While vinyl purchasing has been on an upswing over the last few years (with NME reporting that the UK vinyl sales figures could topple the ~794K albums that were sold in 2013), that doesn't mean that services like ST Holdings, which operated with the idea of helping get vinyl from labels to shops, were still as viable these days as they had been during the last vinyl boom (around the late-'90s/early '00s). What was important about ST was a quote from owner Andrew Parkinson, who believed that a certain "ethos" was to remain for ST to live up to its potential. You could see it in the labels they were in charge of distributing in the past: they were the source of funneling music from DMZ, Blu Mar Ten Music, Dub Police, Swamp81, DSCI4, Deep Medi Musik, 31 Records, Critical, Subtitles, Commercial Suicide, Project 51, and a litany of other imprints were being distributed by ST Holdings since their launch in 1998. Now these labels ranged from some of the biggest in their scenes to smaller, more personal projects, but they all seemed to provide unique, forward-thinking sounds to whatever audience they were trying to reach. If you combine the shifts in the electronic music scene with the rise in digital, you can understand why ST Holdings would have to go from operating with a few niche imprints to not operating at all.

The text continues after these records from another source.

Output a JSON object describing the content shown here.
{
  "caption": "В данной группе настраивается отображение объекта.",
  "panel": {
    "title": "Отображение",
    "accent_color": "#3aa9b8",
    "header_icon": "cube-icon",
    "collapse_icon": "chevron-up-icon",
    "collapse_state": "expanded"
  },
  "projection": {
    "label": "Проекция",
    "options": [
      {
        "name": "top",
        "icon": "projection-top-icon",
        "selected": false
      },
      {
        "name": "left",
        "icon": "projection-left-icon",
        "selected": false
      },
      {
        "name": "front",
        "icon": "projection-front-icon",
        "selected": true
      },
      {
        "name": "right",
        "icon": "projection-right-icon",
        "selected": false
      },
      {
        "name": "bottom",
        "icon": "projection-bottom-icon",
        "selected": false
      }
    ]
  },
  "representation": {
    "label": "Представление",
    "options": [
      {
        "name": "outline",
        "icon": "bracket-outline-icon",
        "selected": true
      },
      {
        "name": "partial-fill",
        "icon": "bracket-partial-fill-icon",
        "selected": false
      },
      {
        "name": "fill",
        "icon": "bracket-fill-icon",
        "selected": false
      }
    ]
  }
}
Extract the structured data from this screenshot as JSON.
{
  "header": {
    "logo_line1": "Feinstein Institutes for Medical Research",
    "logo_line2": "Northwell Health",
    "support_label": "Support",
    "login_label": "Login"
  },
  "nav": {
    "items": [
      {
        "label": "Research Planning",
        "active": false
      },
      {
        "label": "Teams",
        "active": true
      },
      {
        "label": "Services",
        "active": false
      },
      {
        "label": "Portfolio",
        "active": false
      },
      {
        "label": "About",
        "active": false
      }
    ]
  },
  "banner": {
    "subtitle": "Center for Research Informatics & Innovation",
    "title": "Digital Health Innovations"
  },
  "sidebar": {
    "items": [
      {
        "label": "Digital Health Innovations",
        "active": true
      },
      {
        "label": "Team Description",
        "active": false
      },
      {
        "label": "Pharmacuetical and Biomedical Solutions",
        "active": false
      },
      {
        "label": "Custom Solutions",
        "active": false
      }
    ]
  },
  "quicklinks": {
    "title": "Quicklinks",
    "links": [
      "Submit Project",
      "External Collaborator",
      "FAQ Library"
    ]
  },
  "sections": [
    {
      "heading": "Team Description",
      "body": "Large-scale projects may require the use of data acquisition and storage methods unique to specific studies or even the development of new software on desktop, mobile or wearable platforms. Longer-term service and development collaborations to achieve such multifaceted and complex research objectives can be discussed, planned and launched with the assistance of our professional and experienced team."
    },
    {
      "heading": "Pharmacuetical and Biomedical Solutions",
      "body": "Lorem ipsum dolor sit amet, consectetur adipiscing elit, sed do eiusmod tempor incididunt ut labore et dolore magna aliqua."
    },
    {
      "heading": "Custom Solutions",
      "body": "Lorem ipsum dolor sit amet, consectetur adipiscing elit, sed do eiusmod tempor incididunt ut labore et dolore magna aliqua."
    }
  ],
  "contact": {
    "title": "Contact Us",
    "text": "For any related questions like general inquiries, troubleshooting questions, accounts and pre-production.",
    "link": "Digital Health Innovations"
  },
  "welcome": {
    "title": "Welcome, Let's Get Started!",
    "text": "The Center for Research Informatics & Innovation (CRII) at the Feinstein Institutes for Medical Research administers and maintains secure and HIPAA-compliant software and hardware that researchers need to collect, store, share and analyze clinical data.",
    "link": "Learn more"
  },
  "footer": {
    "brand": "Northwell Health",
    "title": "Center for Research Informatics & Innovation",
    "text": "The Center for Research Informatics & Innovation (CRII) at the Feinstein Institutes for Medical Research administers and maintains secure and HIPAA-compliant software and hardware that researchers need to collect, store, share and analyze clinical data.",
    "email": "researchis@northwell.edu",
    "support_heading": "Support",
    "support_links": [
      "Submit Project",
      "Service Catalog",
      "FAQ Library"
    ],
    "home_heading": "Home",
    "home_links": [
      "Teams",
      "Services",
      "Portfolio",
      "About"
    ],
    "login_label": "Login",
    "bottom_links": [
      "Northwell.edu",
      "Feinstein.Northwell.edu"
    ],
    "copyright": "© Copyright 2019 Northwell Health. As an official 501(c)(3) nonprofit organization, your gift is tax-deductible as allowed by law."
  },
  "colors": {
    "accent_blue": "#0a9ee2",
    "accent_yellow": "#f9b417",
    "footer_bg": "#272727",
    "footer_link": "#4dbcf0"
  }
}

That's not to say vinyl is truly dead, but the loss of ST Holdings make it harder for labels to consistently put out vinyl than it had been previously. Paradox continues to champion the medium, as do many other producers and label heads, but now more will be forced to do it on their own if they see fit. Kind of odd to get this news during the same week that Pioneer announced their new direct drive turntable.